In a letter to the President, U.S. Senators Susan Collins (R-ME), Chairman of the Senate Homeland Security Committee, and Ranking Member Joseph Lieberman (D-CT), today requested $400 million in port security grants be included in the Administration’s FY 2008 budget request. On October 13th, the President signed into law the Security and Accountability for Every (SAFE) Port Act of 2006, which authorizes $400 million in port security grants.
The following is the full text of the letter, which is also signed by Senators Norm Coleman (R-MN) and Patty Murray (D-WA).
Dear Mr. President:
We are writing to request that you fully fund the $400 million in port security grants that are authorized by the Security and Accountability for Every (SAFE) Port Act of 2006 in your FY 2008 budget proposal.
Our ports are vital centers of commerce that are vulnerable to potential terrorist attacks. An attack at a U.S. port could cause great loss of life, damage our energy supplies and infrastructure, cripple retailers and manufacturers dependent on incoming inventory, and hamper our ability to move and supply American military forces.
To respond to this threat, Congress passed the SAFE Port Act in September and you signed the bill into law shortly thereafter. This legislation was a monumental accomplishment that will make our nation’s ports and the international supply chain more secure. It authorizes important programs, such as the Container Security Initiative and the Customs-Trade Partnership Against Terrorism, that will help push out America’s borders to prevent terrorist weapons from reaching our shores. The Container Security Initiative does so by deploying American inspectors to dozens of foreign ports to screen cargo before it departs those ports. And the Customs-Trade Partnership Against Terrorism seeks to prevent terrorist weapons from reaching America by encouraging importers and shippers to adopt container security practices that ensure that terrorist weapons are not introduced into their containers.
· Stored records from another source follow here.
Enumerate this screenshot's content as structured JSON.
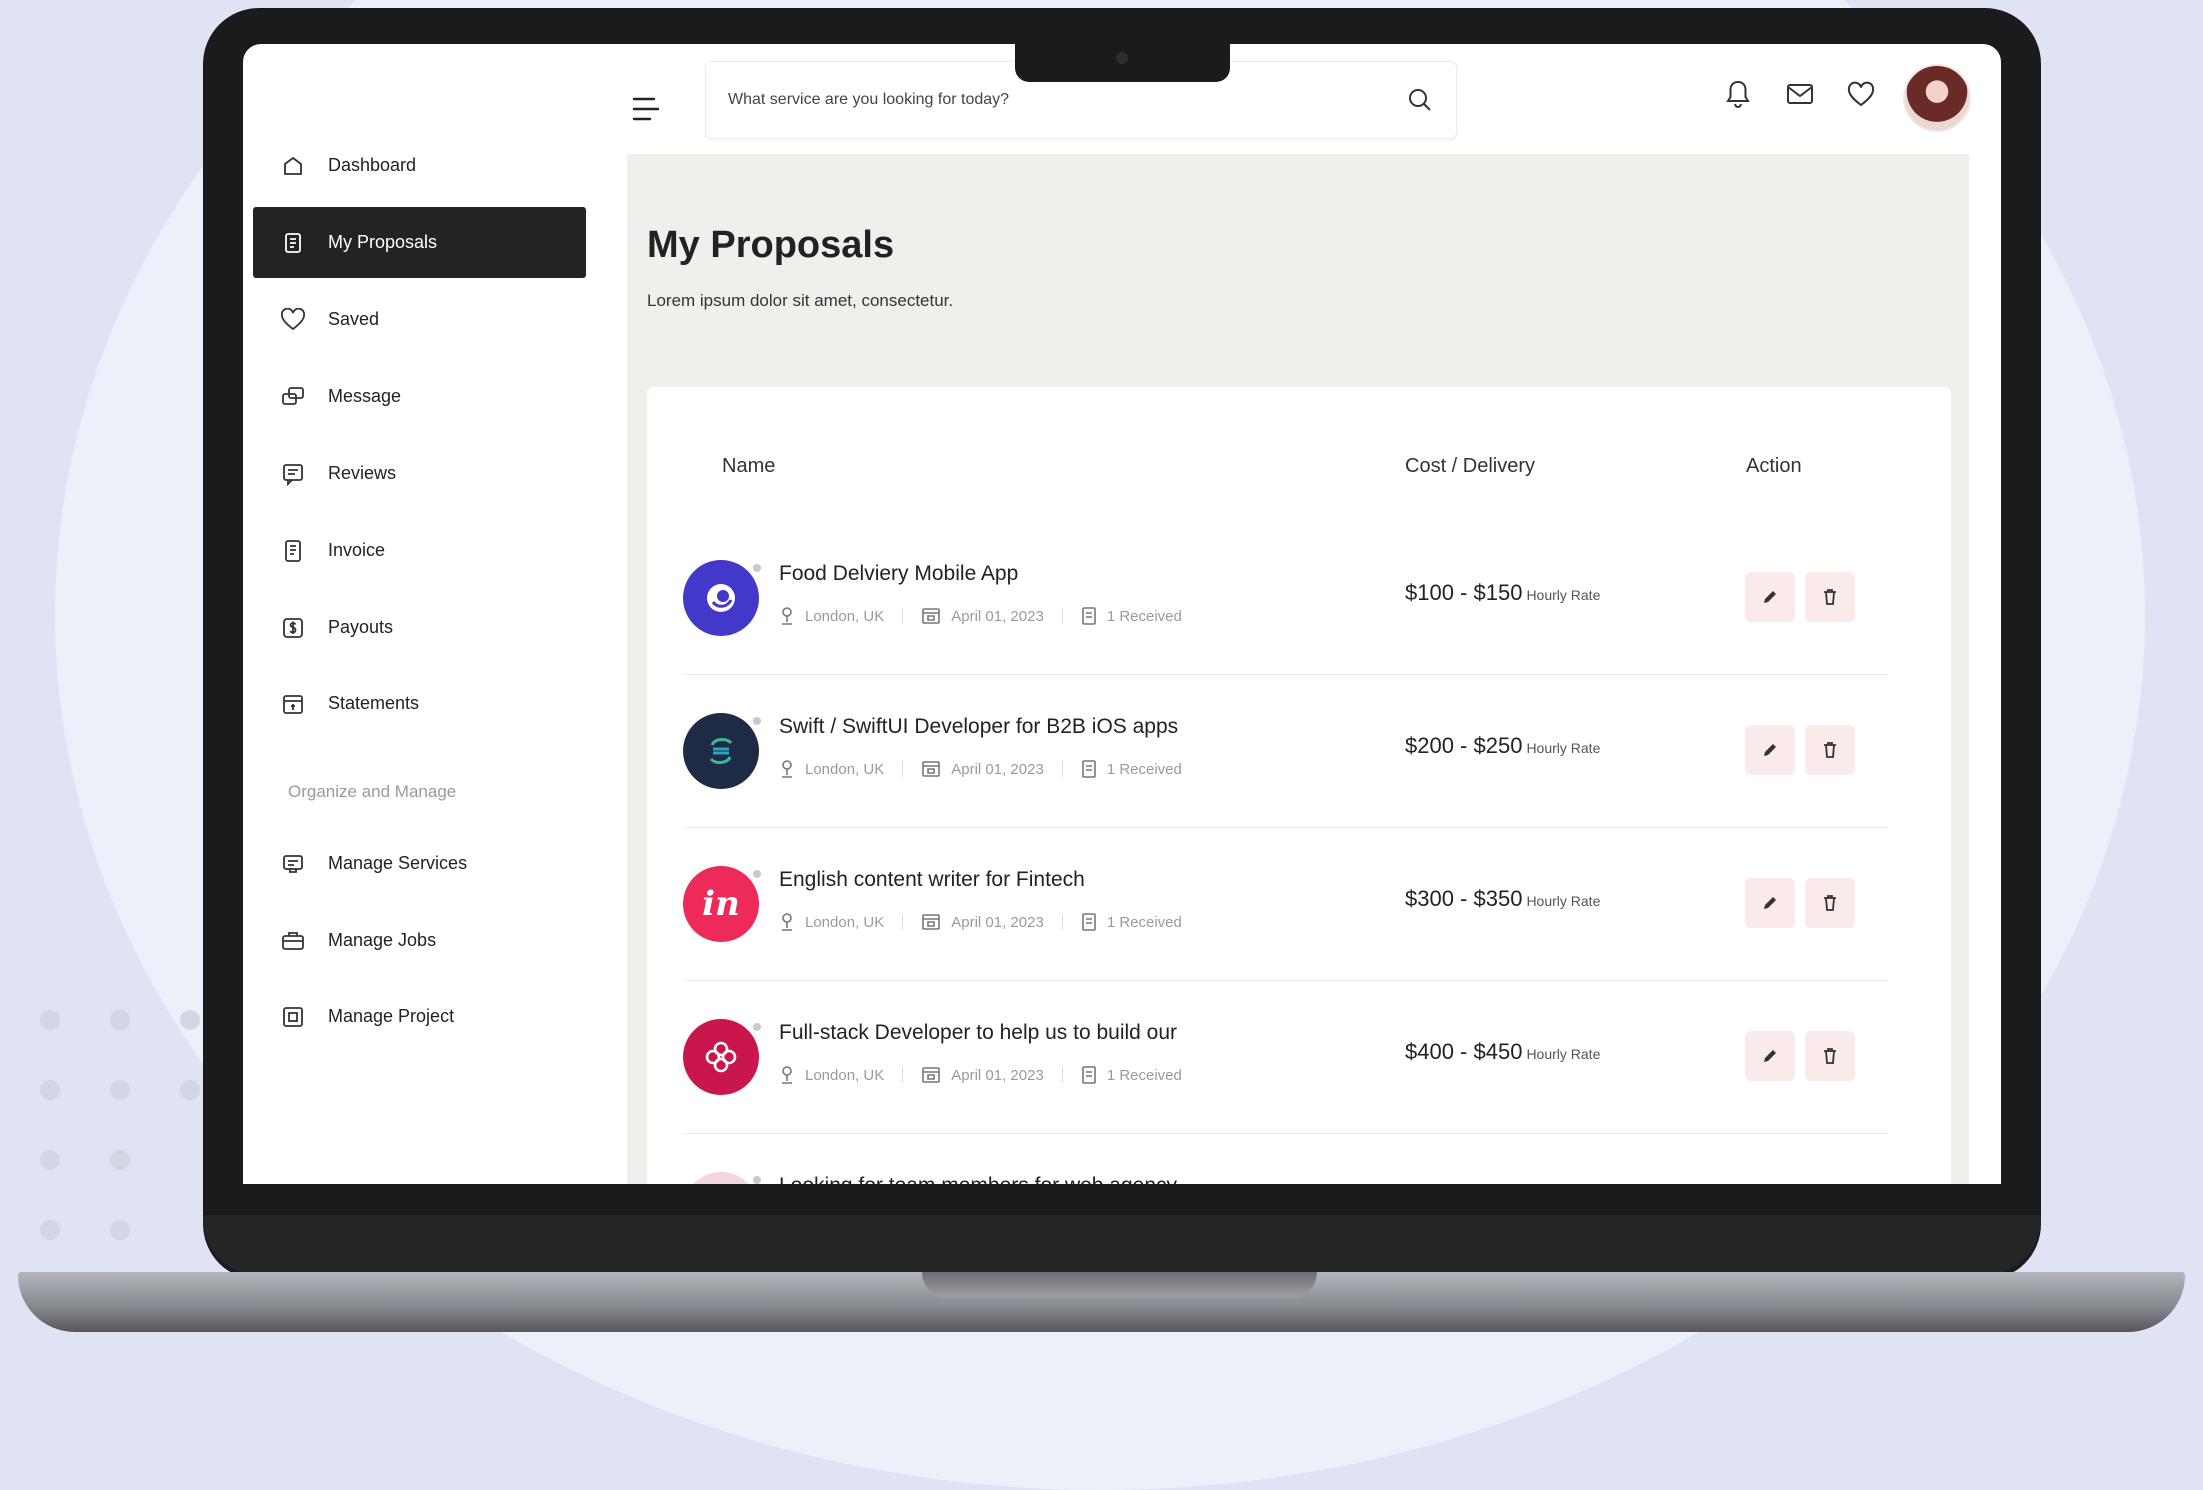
{
  "sidebar": {
    "items": [
      {
        "label": "Dashboard"
      },
      {
        "label": "My Proposals"
      },
      {
        "label": "Saved"
      },
      {
        "label": "Message"
      },
      {
        "label": "Reviews"
      },
      {
        "label": "Invoice"
      },
      {
        "label": "Payouts"
      },
      {
        "label": "Statements"
      }
    ],
    "section_heading": "Organize and Manage",
    "manage_items": [
      {
        "label": "Manage Services"
      },
      {
        "label": "Manage Jobs"
      },
      {
        "label": "Manage Project"
      }
    ]
  },
  "search": {
    "placeholder": "What service are you looking for today?"
  },
  "page": {
    "title": "My Proposals",
    "subtitle": "Lorem ipsum dolor sit amet, consectetur."
  },
  "table": {
    "headers": {
      "name": "Name",
      "cost": "Cost / Delivery",
      "action": "Action"
    },
    "rows": [
      {
        "title": "Food Delviery Mobile App",
        "location": "London, UK",
        "date": "April 01, 2023",
        "received": "1 Received",
        "price": "$100 - $150",
        "rate": "Hourly Rate",
        "logo_color": "#4338ca"
      },
      {
        "title": "Swift / SwiftUI Developer for B2B iOS apps",
        "location": "London, UK",
        "date": "April 01, 2023",
        "received": "1 Received",
        "price": "$200 - $250",
        "rate": "Hourly Rate",
        "logo_color": "#1f2b45"
      },
      {
        "title": "English content writer for Fintech",
        "location": "London, UK",
        "date": "April 01, 2023",
        "received": "1 Received",
        "price": "$300 - $350",
        "rate": "Hourly Rate",
        "logo_color": "#ee2a5b",
        "logo_text": "in"
      },
      {
        "title": "Full-stack Developer to help us to build our",
        "location": "London, UK",
        "date": "April 01, 2023",
        "received": "1 Received",
        "price": "$400 - $450",
        "rate": "Hourly Rate",
        "logo_color": "#c9174d"
      },
      {
        "title": "Looking for team members for web agency"
      }
    ]
  },
  "colors": {
    "active_nav_bg": "#232323",
    "main_bg": "#f1efec",
    "action_button_bg": "#fbeaea"
  }
}
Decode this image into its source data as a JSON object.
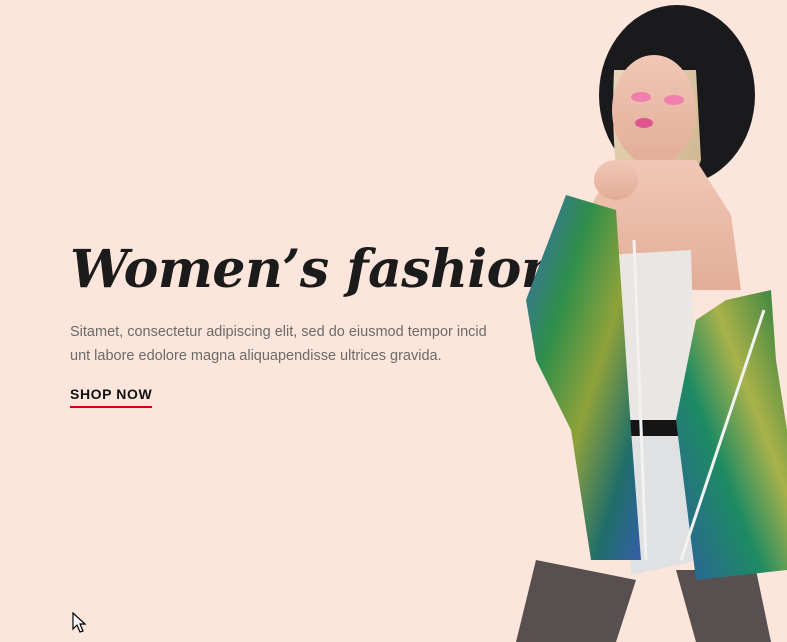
{
  "hero": {
    "title": "Women’s fashion",
    "description_lines": [
      "Sitamet, consectetur adipiscing elit, sed do eiusmod tempor incid",
      "unt labore edolore magna aliquapendisse ultrices gravida."
    ],
    "cta_label": "SHOP NOW",
    "colors": {
      "background": "#fce6dc",
      "accent": "#d0021b",
      "title": "#1b1b1b",
      "text": "#6b6b6b"
    }
  },
  "image": {
    "subject": "model-photo"
  }
}
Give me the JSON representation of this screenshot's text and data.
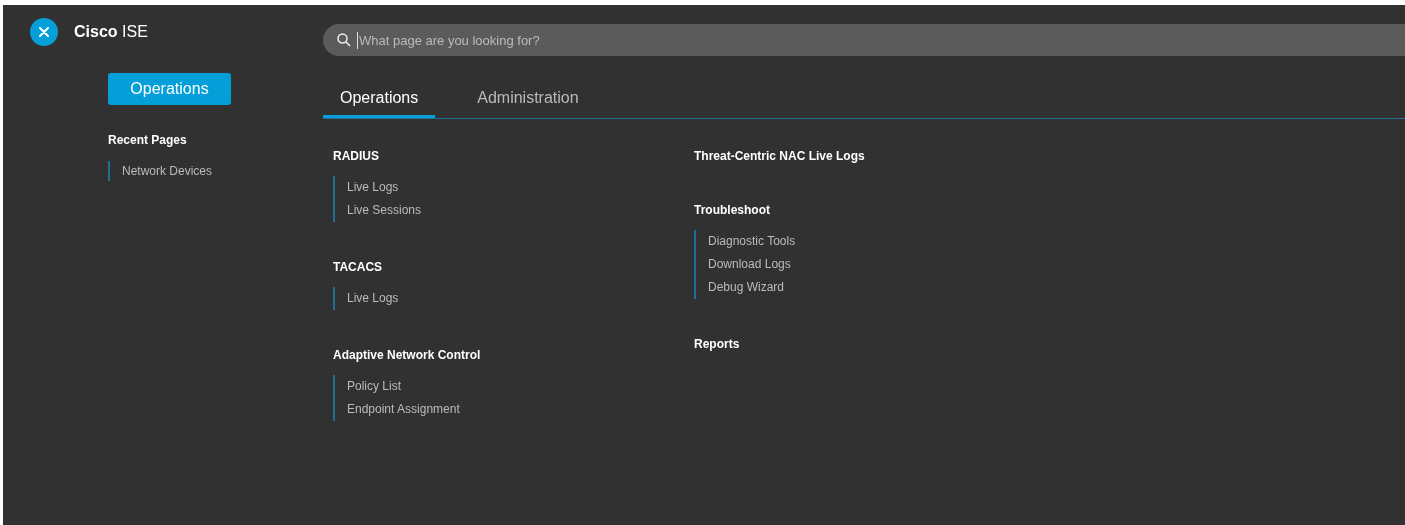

Equally important to our security as these international supply chain security programs, are the port security grants that are authorized by the SAFE Port Act. The bill authorizes $400 million in port security grants, which is more than double the amount that the Department of Homeland Security awarded last year in port security grants. These grants will be awarded based on risk through a competitive process. The grants can be used to enhance security to address identified vulnerabilities, conducting exercises and training, and establishing and enhancing mechanisms for sharing terrorist threat information with Federal, State, and local agencies. This is a major commitment of resources, but it is fully proportional to what is at stake, and a priority that we can no longer continue to ignore.
Thank you for considering our request. We look forward to working with you.